Dans ce court volume, deux nouvelles publiées dans les années 1880 qui explorent la vie vaguement bourgeoise dans la campagne anglaise. Dans Le Bras atrophié, on frôle le fantastique. Une laitière qui élève le bâtard d'un riche fermier ne parvient pas à avaler que celui-ci se marie avec une jolie jeunette tout en persistant à l'ignorer. Par inadvertance, elle jette un mauvais sort à la jeunette, qui voit l'un de ses bras dépérir et donc ses charmes se faner. (Enfin, c'est peut-être une coïncidence, comme l'auteur semble le prétendre, mais ce serait une sacrée coïncidence.) Une certaine complicité nait cependant entre les deux femmes qui, ensemble, cherchent à lever le mauvais sort. On explore les superstitions locales jusqu'à un final intensément morbide.
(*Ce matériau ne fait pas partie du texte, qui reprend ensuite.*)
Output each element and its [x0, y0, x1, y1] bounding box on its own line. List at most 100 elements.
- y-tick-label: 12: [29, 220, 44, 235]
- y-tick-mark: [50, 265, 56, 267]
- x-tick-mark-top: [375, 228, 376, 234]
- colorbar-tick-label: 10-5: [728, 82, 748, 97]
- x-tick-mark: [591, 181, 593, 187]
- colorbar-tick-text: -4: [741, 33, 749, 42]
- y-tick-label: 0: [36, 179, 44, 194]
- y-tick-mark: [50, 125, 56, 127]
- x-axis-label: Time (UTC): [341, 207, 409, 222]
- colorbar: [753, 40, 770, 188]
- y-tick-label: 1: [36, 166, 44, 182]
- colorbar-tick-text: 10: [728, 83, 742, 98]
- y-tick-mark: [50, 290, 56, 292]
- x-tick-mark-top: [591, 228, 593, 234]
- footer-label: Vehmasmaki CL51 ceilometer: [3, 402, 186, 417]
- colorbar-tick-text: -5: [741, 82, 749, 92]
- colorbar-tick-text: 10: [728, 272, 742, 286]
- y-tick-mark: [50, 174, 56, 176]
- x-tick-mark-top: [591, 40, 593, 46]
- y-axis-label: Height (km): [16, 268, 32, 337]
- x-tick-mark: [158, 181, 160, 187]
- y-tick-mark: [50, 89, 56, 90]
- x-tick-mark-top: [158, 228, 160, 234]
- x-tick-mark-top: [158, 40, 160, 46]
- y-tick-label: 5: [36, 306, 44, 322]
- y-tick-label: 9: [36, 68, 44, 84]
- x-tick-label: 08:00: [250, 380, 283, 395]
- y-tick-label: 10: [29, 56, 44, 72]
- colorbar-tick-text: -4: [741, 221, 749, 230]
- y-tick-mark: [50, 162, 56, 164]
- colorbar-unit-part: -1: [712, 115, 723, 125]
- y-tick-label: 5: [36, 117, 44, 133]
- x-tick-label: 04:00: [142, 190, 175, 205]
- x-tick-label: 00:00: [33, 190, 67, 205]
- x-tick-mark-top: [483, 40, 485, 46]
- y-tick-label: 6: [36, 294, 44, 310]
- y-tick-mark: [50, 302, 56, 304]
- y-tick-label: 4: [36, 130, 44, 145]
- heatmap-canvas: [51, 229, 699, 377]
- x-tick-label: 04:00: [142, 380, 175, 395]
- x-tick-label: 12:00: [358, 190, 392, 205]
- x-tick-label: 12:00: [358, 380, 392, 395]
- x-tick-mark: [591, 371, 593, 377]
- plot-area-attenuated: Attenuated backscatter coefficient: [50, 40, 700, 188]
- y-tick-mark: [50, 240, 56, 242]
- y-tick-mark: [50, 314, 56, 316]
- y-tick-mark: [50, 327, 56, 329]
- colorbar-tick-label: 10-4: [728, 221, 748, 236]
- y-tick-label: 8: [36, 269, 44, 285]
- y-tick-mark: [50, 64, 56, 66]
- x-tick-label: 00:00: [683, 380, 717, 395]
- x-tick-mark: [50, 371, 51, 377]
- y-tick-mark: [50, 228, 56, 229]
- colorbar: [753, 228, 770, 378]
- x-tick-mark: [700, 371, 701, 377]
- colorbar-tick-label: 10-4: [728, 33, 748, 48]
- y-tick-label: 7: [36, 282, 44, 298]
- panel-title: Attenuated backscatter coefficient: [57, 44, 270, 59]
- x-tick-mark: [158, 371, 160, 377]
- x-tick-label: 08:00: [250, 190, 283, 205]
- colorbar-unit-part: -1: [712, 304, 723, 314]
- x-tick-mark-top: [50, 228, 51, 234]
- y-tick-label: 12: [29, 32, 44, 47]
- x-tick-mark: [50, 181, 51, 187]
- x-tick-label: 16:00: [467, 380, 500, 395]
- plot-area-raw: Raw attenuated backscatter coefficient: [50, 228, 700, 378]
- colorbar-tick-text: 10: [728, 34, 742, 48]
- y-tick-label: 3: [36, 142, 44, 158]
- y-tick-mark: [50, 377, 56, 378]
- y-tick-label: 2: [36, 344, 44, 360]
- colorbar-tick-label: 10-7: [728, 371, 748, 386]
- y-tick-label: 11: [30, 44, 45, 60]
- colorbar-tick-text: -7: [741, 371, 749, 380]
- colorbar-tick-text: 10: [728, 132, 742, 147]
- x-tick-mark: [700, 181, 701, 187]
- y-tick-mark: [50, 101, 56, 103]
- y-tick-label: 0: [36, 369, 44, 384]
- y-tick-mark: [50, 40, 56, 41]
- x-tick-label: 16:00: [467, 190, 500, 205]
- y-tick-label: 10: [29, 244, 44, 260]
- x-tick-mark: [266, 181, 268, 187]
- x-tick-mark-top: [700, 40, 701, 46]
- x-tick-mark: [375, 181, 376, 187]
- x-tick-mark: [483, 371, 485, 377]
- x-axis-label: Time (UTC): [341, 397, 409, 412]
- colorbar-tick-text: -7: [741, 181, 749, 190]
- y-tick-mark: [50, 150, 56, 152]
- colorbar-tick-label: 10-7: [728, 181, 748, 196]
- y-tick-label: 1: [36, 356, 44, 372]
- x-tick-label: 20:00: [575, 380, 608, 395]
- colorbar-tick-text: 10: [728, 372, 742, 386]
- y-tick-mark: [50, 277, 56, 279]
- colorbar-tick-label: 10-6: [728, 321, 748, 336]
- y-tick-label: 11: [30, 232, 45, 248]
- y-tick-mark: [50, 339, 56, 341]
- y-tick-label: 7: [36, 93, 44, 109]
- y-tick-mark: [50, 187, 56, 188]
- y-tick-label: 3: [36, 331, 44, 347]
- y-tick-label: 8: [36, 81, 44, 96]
Plus encore que cet aspect quasi fantastique, il est question de la triste solitude de chacun, des murs qu'élèvent les classes sociales, des petites ou grosses jalousies du quotidien et de cette apparente incompatibilité entre l'homme, qui penche toujours vers la recherche d'une nouvelle femme aux charmes neufs, et la femme, qui cherche à repousser l'age et le déclin pour fixer l'homme.
Les Intrus de la Maison Haute a un ton un peu plus léger, plus amusant. Il y a de nombreux retournements de situation presque ridicules tant ils sont gros et intempestifs, on se croirait presque dans une niaise histoire à l'eau de rose, mais l'écriture habile de Hardy et sa fine analyse psychologique et sociale parviennent à maintenir le niveau très haut. Il y est question d'un mariage qui semble ne jamais pouvoir se réaliser tant les évènements improbables et les errements émotionnels du potentiel futur marié complotent contre le happy ending. C'est presque une chronique de mauvais choix et de problèmes de communication qui ne mène qu'à une fin sans éclat, un exemple de ce qu'il ne faut pas faire en amour — pardon, en mariage.
Au final, deux nouvelles excellentes, habiles, qui me donneraient presque envie de me plonger dans un des plus gros volumes de Hardy, malgré l'image un peu rébarbative que je m'en suis fait. Je note aussi la perspective particulièrement, disons, féminine de ces textes, qui mérite d'être soulignée.